[AE.Politics] Trump's Labors Lost
Hey, what's up, subscribers? It's been a minute. I've been working on some work-life balance stuff, working on building a daily work routine that I can slot tasks into as needed. I'll talk more about that in a later update or a Twitter thread, in case it's useful to anyone. You'll know it's going well if you get one of these every weekday this week.
Via Mediaite:
https://twitter.com/Mediaite/status/1434178084975091714
Even before he successfully captured the White House for a single ignominious term, Donald Trump had a knack for sharing holiday wishes that weren't exactly in the spirit of the holiday. It's hard to imagine a Republican sharing a sincere Labor Day message, but using the long weekend to dump a shorthand grievance about his own fall from power possibly takes the cake.
Tommy Christopher for Mediaite describes the "statement" (square quotes in the original) as being "cryptic" and looking like a tweet without being one. He plays coy about the obvious implications for a bit...
"The message doesn’t clarify what, exactly, should be fixed about a notoriously hated year, or who should do the fixing, or what should be set aside while the fixing is done."
...before coming clean and admitting that we all know what it's about:
"Those who have followed Trump’s actions since he lost reelection to Joe Biden, incited a violent insurrection, and spent months convinced he would be reinstated to the presidency in August can likely guess that the 'fix' Trump is looking for is of the election that he lost."

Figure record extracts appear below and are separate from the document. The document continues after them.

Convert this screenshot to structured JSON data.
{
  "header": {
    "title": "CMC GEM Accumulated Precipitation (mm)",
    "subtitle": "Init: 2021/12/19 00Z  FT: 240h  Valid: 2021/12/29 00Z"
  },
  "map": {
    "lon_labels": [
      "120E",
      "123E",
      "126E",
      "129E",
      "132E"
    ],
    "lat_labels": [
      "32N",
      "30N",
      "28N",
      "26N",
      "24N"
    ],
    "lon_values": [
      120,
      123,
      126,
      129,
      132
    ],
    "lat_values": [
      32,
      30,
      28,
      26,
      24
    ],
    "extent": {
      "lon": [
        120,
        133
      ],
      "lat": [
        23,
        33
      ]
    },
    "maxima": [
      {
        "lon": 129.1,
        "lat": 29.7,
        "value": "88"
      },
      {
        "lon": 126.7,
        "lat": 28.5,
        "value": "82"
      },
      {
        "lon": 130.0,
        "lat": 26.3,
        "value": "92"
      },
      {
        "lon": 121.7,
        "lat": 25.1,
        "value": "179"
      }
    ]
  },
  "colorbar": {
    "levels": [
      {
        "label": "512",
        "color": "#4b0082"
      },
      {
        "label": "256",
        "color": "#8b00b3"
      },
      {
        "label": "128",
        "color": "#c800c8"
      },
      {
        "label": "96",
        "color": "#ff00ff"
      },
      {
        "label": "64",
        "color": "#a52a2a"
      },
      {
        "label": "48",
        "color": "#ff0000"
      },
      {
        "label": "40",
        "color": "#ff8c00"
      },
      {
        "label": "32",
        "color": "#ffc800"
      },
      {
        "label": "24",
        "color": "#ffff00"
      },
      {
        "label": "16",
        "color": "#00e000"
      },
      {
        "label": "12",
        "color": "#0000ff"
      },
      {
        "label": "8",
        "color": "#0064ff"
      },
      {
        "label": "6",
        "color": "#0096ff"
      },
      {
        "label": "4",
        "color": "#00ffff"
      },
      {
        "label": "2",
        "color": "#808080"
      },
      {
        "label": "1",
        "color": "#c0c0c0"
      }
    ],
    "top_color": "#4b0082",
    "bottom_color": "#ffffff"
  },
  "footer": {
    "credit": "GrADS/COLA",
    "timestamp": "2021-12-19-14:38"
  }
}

Well, yes. The headline on the conservative UK outlet Daily Mail's write-up spells it out right up front: "Donald Trump releases three-word, all-caps Labor Day statement saying ‘FIX 2020 FIRST’ in latest claim that Joe Biden stole his election victory".
It jumps out to me that the headlines on both of these pieces, in ideologically opposed outlets, are both much longer than the statement they're referring to and each of them projects a different lens on them. Mediaite's headline ("Trump Celebrates Labor Day with Bizarre ALL-CAPS 3-Word ‘Statement’ That is Not a Tweet But Looks Like a Tweet") wants to point out how deeply surreal this is, while the Daily Fail eagerly amplifies Trump's intended message up front and throughout even while hedging by not endorsing it or being willing to label his election lies as more than "accusations".
While both the pieces compare the statement to Trump's infamous tweets, and the fact that they do so while also perfectly divining the not-so-hidden message behind a three word slogan that appears to have been made up on the spot tells us much about how Trump was able to use Twitter so effectively before he was banned: even if he doesn't understand the economy, the ever-cheap Trump knows how to be economical with words in ways that defy conventional logic of conversation and public discourse. His tweets and speeches have long been full of this kind of buzzwordy sloganeering.
Where his rivals and opponents waste time and energy worrying about how they look or sound and making sure they get their message across, Donald is content to let others work his message out for themselves. That way people who agree with him will internalize his message all the harder because the conclusion comes from within their own head.
As somebody who has scrutinized many of his speech and interview transcripts line by line and word by word, I can say that a lot of what comes out of his mouth makes no sense when you string it all together and try to diagram it out, but his audience hears all the keywords and high notes they're looking for and they go away satisfied that they know what he's about.
Leaving it to the faithful to pick out his real message also has the benefit of plausible deniability. After all, we all hated 2020. If there's been a broken year in recent memory, it was 2020. So who wouldn't want to fix it?
While a statement referencing 2020 is necessarily looking backwards, the only reason we need to care what Donald has to say about last year is what it will token for the future.
Here I am of two minds.
On the one hand, I think that the more he focuses on the idea that 2020's election can and should be "fixed", the more likely it is that he sees 2024 election prospects slipping away, which is good.
On the other hand, the more he gives up on a legitimate veneer on a return to power, the more willing he's going to be to seize power through other means. And while those who have forgotten the lessons of 2016-2020 are likely to say that there's no way he could succeed, I would caution them to consider how much further damage he could do in even a doomed attempt.
The best omen for the future that I can see is how little impact or news presence this statement had, as it was no doubt intended to make a dramatic splash over the weekend.